Discussing "Prozac and Other Placebos" (chapter 4), Horgan favors Fisher and Greenberg
+(5), who suggested a null hypothesis of antidepressant efficacy, and Roger Brown’s urging of placebo trials
+(6). He mentions Donald Klein’s "horror" about this, but the rebuttal of Quitkin et al.
+(7) and the debate about placebo trials in the April 2000
Archives of General Psychiatry+(8,
+9) appeared after the book’s publication. Horgan cites so many negative findings and side effects for lithium and typical and atypical antipsychotics that no one reading this book would be likely to comply with treatment. Although he is clearly impressed with the "electroshock" (electrocortical treatment) suite and bearing of psychologist Harold Sackheim at New York State Psychiatric Institute, he reports that "fewer than eight out of 100 typical ECT recipients became well and stayed well without further intervention—even when treated at what may be the world’s most sophisticated shock therapy clinic" (p. 134). He adds, however, that "unlike [Peter] Breggin I believe that biological remedies can benefit some of the people some of the time, just as talk therapy can (even if the placebo effect accounts for most of the benefits)" (p. 134).

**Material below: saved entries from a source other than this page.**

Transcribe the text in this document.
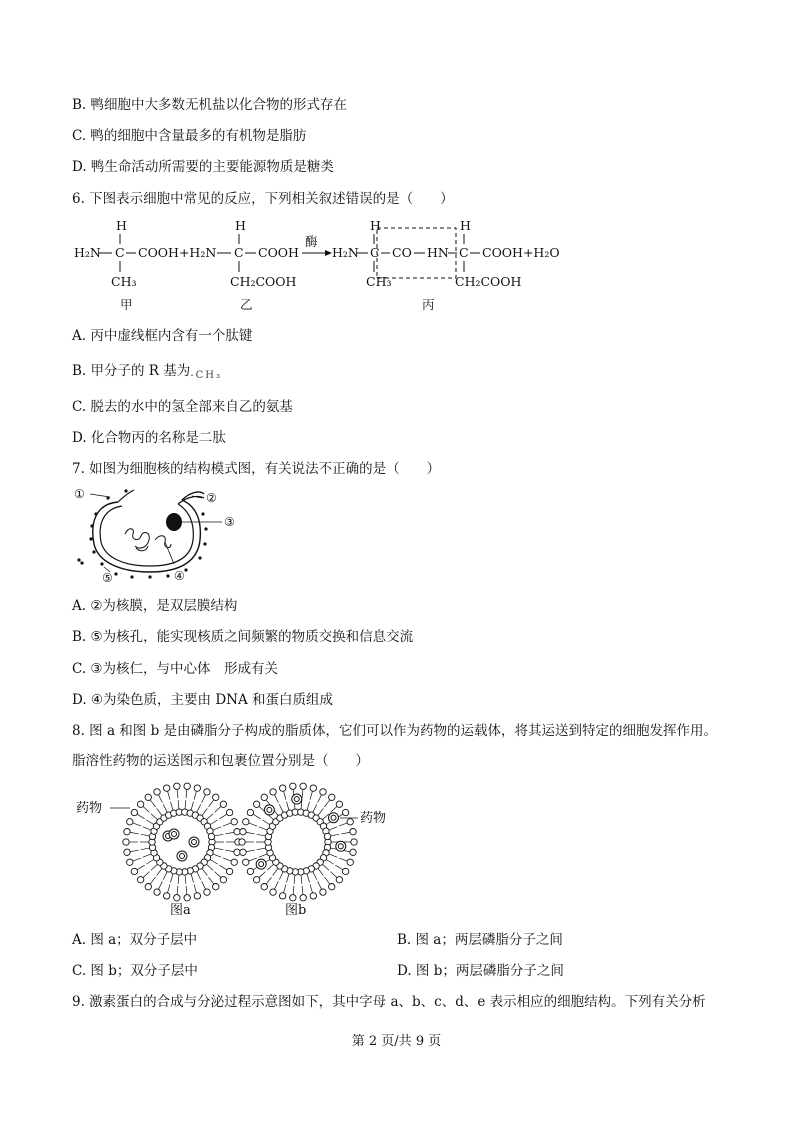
B. 鸭细胞中大多数无机盐以化合物的形式存在
C. 鸭的细胞中含量最多的有机物是脂肪
D. 鸭生命活动所需要的主要能源物质是糖类
6. 下图表示细胞中常见的反应，下列相关叙述错误的是（　　）
H
H₂N C COOH+H₂N
CH₃
甲
H
C COOH
CH₂COOH
乙
酶
H₂N
H
C CO HN
H
C COOH+H₂O
CH₃	CH₂COOH
丙
A. 丙中虚线框内含有一个肽键
B. 甲分子的 R 基为$_{-CH_3}$
C. 脱去的水中的氢全部来自乙的氨基
D. 化合物丙的名称是二肽
7. 如图为细胞核的结构模式图，有关说法不正确的是（　　）
①	②
③
④
⑤
A. ②为核膜，是双层膜结构
B. ⑤为核孔，能实现核质之间频繁的物质交换和信息交流
C. ③为核仁，与中心体　形成有关
D. ④为染色质，主要由 DNA 和蛋白质组成
8. 图 a 和图 b 是由磷脂分子构成的脂质体，它们可以作为药物的运载体，将其运送到特定的细胞发挥作用。
脂溶性药物的运送图示和包裹位置分别是（　　）
药物
药物
图a	图b
A. 图 a；双分子层中	B. 图 a；两层磷脂分子之间
C. 图 b；双分子层中	D. 图 b；两层磷脂分子之间
9. 激素蛋白的合成与分泌过程示意图如下，其中字母 a、b、c、d、e 表示相应的细胞结构。下列有关分析
第 2 页/共 9 页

Horgan then confesses his own "brush with depression" (p. 135) in college, which he believes was psychologically triggered and which he self-medicated with "copious amounts of alcohol and drugs" (p. 135). He says that if he became depressed again, he would "try psychotherapy first, and then antidepressants. If they didn’t work, and if my condition worsened, I might give the shock therapy expert Harold Sackheim a call" (p. 135). Horgan does not speculate whether listening to Prozac could produce less nihilistic books entitled
No End to Science or
The Discovered Mind. I have not recommended this book to patients because of its negative placebo value.